Pero, según la tradición, el gran amor de Rafael fue una plebeya llamada Margherita Luti, conocida como la Fornarina porque su padre era panadero (en italiano fornaio). Según una versión romántica de la historia, Rafael vio por primera vez a Margherita al asomarse a una ventana: ambos se enamoraron al instante y permanecerían juntos hasta
la prematura muerte del pintor. Después, la mujer se encerró en un convento y se perdió su rastro. Probablemente Rafael la pintó en un cuadro conocido precisamente como La Fornarina. Una reciente restauración ha señalado que en una primera versión la mujer retratada llevaba un anillo que después fue borrado, de lo que algunos deducen que los dos se habrían casado en secreto.
En realidad, Rafael estaba prometido oficialmente con Maria, la jovencísima sobrina del poderoso cardenal Bernardo Dovizi da Bibbiena. Se trataba, sin embargo, de una relación de conveniencia y el pintor intentó durante mucho tiempo posponer la boda, a pesar de la insistencia cada vez mayor del cardenal. Al final, el matrimonio no se celebró a causa de la temprana muerte de la muchacha.
El «divino Rafael»
Mientras tanto, en 1513 murió Julio II, siendo sucedido por León X. Éste no sólo confirmó el encargo de las estancias a Rafael, sino que también le confió la dirección de las obras de la nueva basílica de San Pedro e incluso le encargó supervisar los hallazgos de esculturas e inscripciones antiguas que tenían lugar por aquel entonces. En la Ciudad Eterna, Rafael se rodeó de prestigiosos amigos y conocidos, como el banquero Agostino Chigi, que le confió algunas obras en su villa; el literato Baltasar de Castiglione, con el cual escribió una carta a cuatro manos dirigida al pontífice sobre los mármoles antiguos, y el cardenal Julio de Médicis, quien le encargó el proyecto de la villa Madama.

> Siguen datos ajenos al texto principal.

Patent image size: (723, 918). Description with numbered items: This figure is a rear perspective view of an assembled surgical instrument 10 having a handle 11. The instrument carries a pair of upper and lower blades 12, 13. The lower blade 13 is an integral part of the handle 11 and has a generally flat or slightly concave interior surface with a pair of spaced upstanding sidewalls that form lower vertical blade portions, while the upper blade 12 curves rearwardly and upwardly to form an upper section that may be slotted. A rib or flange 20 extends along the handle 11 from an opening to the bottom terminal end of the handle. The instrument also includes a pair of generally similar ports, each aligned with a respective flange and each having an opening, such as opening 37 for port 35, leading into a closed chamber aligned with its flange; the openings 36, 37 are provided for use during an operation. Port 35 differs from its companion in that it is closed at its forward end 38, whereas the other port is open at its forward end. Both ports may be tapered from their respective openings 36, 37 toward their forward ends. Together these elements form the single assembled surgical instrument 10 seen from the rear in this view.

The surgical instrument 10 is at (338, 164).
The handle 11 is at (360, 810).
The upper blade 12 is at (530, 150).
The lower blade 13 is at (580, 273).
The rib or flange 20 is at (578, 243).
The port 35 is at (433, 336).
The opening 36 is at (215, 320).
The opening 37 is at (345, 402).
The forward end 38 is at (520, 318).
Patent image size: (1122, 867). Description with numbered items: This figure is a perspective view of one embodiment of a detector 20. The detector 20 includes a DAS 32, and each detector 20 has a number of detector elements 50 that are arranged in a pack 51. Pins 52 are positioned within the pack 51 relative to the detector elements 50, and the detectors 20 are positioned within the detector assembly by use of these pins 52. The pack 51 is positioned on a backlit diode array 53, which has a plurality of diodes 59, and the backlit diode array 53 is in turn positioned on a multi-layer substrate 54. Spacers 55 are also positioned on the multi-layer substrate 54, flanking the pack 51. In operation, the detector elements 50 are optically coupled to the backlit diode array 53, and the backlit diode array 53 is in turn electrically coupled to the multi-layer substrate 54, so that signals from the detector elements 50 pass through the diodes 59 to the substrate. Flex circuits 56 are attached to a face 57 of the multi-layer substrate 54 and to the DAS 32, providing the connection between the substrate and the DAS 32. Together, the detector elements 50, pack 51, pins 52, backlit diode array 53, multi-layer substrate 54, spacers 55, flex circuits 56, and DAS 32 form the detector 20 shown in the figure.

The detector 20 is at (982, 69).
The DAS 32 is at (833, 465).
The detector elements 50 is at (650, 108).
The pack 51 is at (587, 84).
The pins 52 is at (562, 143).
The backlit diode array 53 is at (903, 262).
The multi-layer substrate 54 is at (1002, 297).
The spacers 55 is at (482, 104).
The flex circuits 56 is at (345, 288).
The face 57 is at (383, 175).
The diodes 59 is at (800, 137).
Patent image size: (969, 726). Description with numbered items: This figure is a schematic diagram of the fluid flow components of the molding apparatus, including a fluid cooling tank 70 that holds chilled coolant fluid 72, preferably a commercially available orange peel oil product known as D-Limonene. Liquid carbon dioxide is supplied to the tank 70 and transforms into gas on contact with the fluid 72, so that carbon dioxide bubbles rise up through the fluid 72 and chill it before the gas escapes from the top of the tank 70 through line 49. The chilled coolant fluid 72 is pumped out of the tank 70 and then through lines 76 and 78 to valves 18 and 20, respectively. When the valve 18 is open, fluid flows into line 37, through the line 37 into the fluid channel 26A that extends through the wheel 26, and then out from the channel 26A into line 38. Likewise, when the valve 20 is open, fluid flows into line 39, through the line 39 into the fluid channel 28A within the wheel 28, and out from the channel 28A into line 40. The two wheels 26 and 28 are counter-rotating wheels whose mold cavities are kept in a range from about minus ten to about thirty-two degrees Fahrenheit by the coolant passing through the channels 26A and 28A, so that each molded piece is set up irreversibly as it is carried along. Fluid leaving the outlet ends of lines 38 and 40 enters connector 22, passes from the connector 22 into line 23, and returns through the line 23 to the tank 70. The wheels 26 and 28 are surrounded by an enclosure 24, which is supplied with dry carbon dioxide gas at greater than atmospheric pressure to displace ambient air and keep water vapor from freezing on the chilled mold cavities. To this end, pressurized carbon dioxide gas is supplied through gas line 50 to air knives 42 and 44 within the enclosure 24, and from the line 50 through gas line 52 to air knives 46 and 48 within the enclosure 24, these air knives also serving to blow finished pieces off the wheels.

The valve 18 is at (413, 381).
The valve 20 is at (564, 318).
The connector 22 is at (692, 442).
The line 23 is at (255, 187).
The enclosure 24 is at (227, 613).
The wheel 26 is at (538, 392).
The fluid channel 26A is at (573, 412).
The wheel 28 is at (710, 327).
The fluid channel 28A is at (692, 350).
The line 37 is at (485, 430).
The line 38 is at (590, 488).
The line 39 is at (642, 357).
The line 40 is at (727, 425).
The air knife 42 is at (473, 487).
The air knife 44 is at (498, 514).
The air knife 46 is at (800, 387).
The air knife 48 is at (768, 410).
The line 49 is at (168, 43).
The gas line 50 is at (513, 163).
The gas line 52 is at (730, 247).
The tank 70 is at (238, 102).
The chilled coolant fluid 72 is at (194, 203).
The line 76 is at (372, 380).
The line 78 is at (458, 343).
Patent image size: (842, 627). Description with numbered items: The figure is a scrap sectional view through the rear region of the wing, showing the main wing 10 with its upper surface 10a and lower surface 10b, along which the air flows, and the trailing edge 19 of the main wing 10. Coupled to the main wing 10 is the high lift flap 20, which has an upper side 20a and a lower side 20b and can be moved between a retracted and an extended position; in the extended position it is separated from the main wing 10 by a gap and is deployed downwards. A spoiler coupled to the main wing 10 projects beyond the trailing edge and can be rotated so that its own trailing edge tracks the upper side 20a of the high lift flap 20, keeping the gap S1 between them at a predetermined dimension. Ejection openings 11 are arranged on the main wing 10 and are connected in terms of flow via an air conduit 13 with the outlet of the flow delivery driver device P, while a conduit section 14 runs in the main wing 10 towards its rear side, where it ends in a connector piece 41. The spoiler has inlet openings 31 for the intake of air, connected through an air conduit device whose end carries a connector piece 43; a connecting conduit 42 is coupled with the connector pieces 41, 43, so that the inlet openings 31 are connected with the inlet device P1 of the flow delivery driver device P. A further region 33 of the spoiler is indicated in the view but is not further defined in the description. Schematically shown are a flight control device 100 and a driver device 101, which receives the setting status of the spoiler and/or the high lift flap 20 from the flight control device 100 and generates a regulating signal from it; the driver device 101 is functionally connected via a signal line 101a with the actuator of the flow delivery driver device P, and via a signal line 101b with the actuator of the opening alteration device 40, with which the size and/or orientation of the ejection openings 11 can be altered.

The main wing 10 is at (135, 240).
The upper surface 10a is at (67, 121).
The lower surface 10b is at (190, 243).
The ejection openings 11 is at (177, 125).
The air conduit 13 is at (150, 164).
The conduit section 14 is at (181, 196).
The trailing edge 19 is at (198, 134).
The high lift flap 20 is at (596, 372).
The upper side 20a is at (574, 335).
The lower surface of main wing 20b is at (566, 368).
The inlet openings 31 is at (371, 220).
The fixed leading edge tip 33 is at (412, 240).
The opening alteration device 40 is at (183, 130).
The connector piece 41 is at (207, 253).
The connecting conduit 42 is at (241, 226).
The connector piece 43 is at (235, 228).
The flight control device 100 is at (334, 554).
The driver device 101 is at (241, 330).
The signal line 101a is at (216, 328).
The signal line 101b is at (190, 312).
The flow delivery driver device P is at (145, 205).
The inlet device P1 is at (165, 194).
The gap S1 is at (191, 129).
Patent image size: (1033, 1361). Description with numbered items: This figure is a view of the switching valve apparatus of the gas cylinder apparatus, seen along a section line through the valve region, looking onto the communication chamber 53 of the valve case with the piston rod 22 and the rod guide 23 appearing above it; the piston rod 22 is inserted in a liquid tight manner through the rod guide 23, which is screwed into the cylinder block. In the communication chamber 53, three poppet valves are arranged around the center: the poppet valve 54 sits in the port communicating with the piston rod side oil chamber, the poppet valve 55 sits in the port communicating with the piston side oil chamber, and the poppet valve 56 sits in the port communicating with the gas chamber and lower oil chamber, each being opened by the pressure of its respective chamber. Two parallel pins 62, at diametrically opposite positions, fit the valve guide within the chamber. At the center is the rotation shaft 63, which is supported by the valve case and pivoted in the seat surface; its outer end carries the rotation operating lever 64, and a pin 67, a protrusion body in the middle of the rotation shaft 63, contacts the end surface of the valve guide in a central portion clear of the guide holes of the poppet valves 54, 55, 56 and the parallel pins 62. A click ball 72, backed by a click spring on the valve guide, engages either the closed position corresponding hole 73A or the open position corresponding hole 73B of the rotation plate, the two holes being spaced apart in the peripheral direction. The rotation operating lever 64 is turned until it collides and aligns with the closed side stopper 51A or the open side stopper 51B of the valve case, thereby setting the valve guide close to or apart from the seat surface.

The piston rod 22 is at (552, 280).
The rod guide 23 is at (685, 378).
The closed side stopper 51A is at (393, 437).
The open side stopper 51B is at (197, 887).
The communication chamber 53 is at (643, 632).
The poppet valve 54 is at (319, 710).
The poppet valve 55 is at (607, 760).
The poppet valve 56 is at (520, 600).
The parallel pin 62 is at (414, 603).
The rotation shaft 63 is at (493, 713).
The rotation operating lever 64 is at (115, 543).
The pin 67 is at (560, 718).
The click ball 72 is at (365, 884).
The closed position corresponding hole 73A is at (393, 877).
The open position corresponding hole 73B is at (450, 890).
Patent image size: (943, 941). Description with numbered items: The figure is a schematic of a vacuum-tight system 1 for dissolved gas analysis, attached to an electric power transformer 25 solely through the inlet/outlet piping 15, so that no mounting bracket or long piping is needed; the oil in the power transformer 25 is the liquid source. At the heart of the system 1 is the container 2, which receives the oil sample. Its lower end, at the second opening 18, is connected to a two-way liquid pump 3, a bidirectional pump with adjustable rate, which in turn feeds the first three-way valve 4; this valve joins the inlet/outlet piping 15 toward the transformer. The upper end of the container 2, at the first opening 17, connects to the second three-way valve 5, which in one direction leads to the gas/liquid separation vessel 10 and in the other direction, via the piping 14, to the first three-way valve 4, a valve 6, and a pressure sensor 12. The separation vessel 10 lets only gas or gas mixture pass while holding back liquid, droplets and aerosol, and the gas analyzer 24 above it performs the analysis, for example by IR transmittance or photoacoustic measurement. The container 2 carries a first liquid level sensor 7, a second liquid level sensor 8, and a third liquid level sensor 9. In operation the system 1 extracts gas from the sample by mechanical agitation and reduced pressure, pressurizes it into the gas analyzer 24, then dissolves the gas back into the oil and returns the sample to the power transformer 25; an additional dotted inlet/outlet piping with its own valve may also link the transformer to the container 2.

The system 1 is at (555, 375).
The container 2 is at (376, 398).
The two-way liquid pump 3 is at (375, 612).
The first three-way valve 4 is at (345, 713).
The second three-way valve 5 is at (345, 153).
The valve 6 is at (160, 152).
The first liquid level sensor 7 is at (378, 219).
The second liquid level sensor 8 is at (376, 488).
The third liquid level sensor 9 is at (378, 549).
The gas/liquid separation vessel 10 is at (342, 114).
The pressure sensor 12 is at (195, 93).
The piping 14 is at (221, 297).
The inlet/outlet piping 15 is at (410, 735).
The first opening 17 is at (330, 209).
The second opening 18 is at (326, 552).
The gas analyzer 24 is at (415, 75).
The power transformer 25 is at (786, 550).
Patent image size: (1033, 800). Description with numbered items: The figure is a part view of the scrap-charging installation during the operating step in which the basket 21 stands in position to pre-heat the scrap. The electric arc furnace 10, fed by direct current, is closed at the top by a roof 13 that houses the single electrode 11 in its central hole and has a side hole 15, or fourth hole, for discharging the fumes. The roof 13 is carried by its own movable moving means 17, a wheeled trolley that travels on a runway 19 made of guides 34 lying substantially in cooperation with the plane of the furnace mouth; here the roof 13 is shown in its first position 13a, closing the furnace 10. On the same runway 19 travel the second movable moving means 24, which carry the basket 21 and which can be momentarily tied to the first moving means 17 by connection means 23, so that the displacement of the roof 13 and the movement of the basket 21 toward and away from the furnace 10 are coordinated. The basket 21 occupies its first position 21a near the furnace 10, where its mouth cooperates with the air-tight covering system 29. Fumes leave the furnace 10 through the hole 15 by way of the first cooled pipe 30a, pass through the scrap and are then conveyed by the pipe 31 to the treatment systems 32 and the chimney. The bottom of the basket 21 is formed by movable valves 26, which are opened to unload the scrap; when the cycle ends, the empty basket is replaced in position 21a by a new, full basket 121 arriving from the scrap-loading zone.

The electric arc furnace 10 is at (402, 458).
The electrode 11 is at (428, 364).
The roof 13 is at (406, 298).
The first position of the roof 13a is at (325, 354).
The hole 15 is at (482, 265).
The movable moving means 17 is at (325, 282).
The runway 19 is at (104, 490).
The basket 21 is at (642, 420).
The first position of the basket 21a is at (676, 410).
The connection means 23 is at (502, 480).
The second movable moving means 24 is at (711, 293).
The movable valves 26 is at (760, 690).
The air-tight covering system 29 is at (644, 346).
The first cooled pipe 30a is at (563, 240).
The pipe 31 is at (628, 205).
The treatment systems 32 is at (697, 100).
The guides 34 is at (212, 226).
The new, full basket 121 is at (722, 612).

Signo de su triunfo como artista, en 1517 Rafael compró el palacio Caprini en Roma. Sin embargo, el pintor falleció apenas tres años después: el 6 de abril de 1520, un viernes santo. Vasari atribuyó su muerte a sus «excesos amorosos», aludiendo quizás a alguna enfermedad venérea. En realidad, sólo sabemos que padeció una fuerte fiebre y murió tras algunos días de agonía. El intelectual y coleccionista de arte Marcantonio Michiel, presente en aquellos momentos, describió en una carta la desesperación de todos, incluido el papa. Habló también de algunos extraños fenómenos que tuvieron lugar aquel día, como la aparición de una grieta en el palacio Vaticano o el oscurecimiento del cielo. Sucesos que, unidos a la fecha de la muerte, que supuestamente coincidía con la de Cristo, favorecieron la idea de un «divino» Rafael que se había ido extendiendo entre sus contemporáneos gracias a la belleza de sus obras. Un ejemplo de la excepcionalidad que la figura de Rafael había alcanzado es el epitafio que le dedicó el literato Pietro Bembo: «Mientras él vivió, la naturaleza tuvo miedo de ser vencida, y, cuando murió, tuvo miedo de morir con él».